I [26F] walked in on my boyfriend [26M] masturbating to a picture of my best friend [25F] - need advice.

The "other woman" is a friend who will always be right there as a physical reminder to you that he finds her sexually appealing.

It's interesting that you are open-minded enough for paragraph 2 but get caught up in other things in paragraph 3. Sexual appeal is not a on-always thing. Sure, there are some things in life that people always find sexually appealing. There are other times that these 'kinks' are on and off again, and then there are those super rare times that you wonder just what the hell drug you down that rabbit hole to that conclusion.

It's definitely a taboo subject, and brings on all sorts of interesting questions. Is it wrong to be sexually appealing? Is it wrong to be attracted in the moment? Is there any shame in it?

There's a reason he kept it hidden, and I like to think it is because the world is (very potentially rightly) too afraid to accept the concept of just sexual appeal. You say it yourself:

I would never want to be with a guy i had to ask NOT to masturbate to my friend.

I'm willing to bet, there is a line in OP's BF's head that follows the same logic, to the T, with his friends. And I bet OP has at least once, secretly, in her mind made a correlation to the BF's friend and the BF - even enough so to say "No this is wrong, I know better". But that doesn't take it away - it still happened.

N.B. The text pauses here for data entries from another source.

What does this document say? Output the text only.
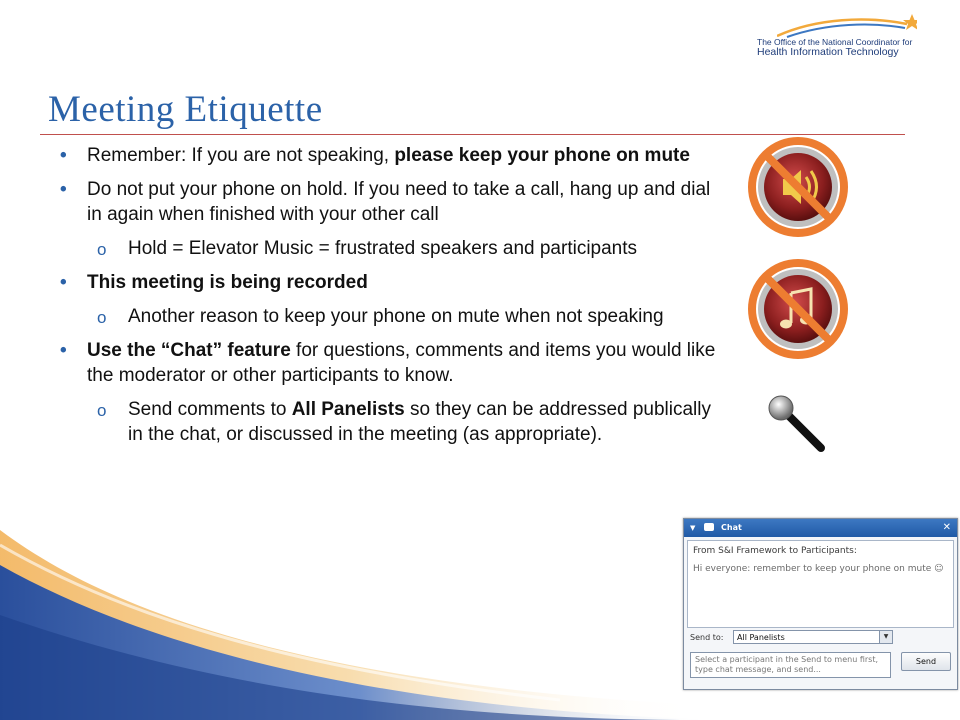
The Office of the National Coordinator for
Health Information Technology
Meeting Etiquette
• Remember: If you are not speaking, please keep your phone on mute
• Do not put your phone on hold. If you need to take a call, hang up and dial in again when finished with your other call
o Hold = Elevator Music = frustrated speakers and participants
• This meeting is being recorded
o Another reason to keep your phone on mute when not speaking
• Use the “Chat” feature for questions, comments and items you would like the moderator or other participants to know.
o Send comments to All Panelists so they can be addressed publically in the chat, or discussed in the meeting (as appropriate).
▼	Chat	✕
From S&I Framework to Participants:
Hi everyone: remember to keep your phone on mute ☺
Send to:	All Panelists	▼
Select a participant in the Send to menu first, type chat message, and send...
Send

I dont know how to word it without people just saying "That's skeevy and shitty and wrong" because it's taking a step into perspective that is not commonly walked. If hormones can make women go from loving their husbands to wanting to kill them to wanting to eat the weirdest things, it seems silly to say it's so fardfetched to say hormones can make men going from idolizing their wives to looking at the strangest crap that brings appeal. It's a brain stimulus, you dont get to control your brain as much as everyone wishes it did.

None of your post is wrong, Coming from the other end I would give the OP this advice: BF likely knows it's wrong, knows it's something he cant openly share with anyone because the stigma of getting a boner is enough to cost him the relationship (see: this thread), and is likely something he had no intention of doing and regretted doing the second you walked through the door - but would have regretted probably 3 minutes after masturbating. Talking to him and asking him to be open will give you more knowledge on his actual thoughts of her, and if it's something to be concerned about, or simply something that is caught in the moment. My best analogy to this in terms of comparison is that if simply masturbating to the thought of your friend is assurance that the likes her, masturbation to bondage and more extreme kinks means those people really do want to have those things happen to them - that is to say, they dont. That said, you seeing it is a thing - and it has made you feel. So you should share it. He then at least knows that when and if you react weirdly in certain occasions or events that he can help you through with that. And you him.

Finally I know the world wants to - but finding something appealling shouldn't be a sin. Acting on a person would be. Taking steps to harm others would be. But a fantasy brought with visual? I personally dont see the harm. If my wife did the same with my best guy friend, I wont say it wouldn't make me react weird. But it would make me likely react the same way it does when she tells me that so-and-so actor is super hot, and she wants her free pass with him should the opportunity come. I would, and do, find that actor a little more weird, as stupid as it sounds. And if the opportunity came - I would wish her the best and to go for it. I wont be there when it's over, but hell this is the person I love... If it brings them happiness in the end that that's that.